Extremely lightweight data caching decorator for compressing pyarrow objects and serializing them to redis, written as a rust extension. Binary data is compressed using snappy, then decompressed on retrieval from cache.
Why? To save time in interactive contexts, like a notebook. Decorate your function that pulls the data and set the cache expiry to something like 3 hours. If you repeatedly call the function (even after the kernel dies!) the results will be returned from cache.

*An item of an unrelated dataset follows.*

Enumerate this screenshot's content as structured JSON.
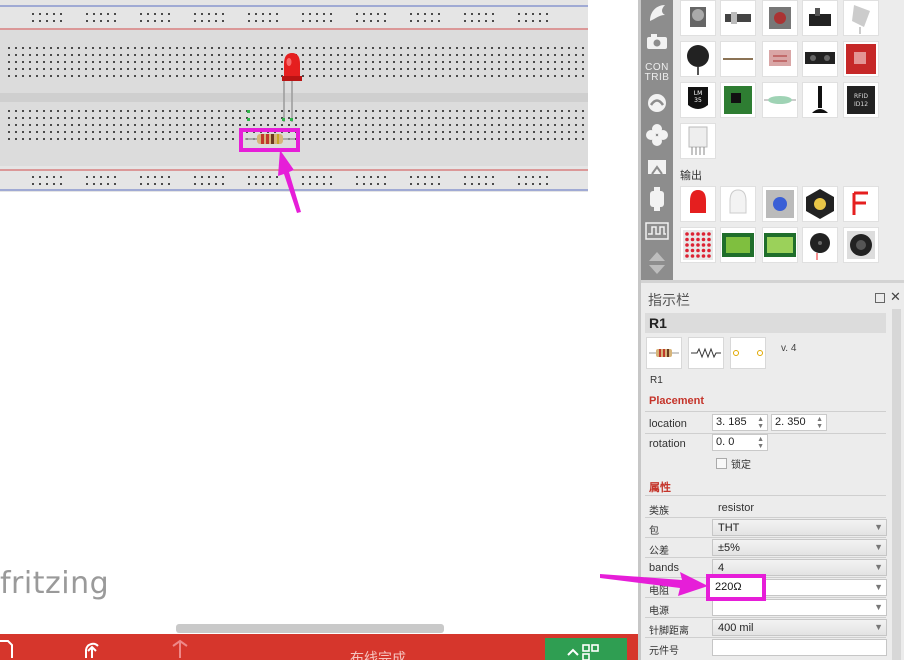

Profit.
from quivers import pyarrow_byte_cache
@pyarrow_byte_cache("redis://localhost:6379", expires=3*60*60)
def make_data(size: int = 100) -> pd.DataFrame:
df = pd.DataFrame(columns=["First", "Last", "Gender", "Birthdate"])
df["First"] = random_names("first_names", size)
df["Last"] = random_names("last_names", size)
df["Gender"] = random_genders(size)
df["Birthdate"] = random_dates(
start=pd.to_datetime("1940-01-01"), end=pd.to_datetime("2008-01-01"), size=size
)
return df
Subsequent calls to this function will return the compressed data from redis instead of recomputing the value, after 3 hours the data will be recomputed again.
This project builds python wheels using maturin
and requires poetry
.
To build, first install poetry, then run:
poetry run maturin develop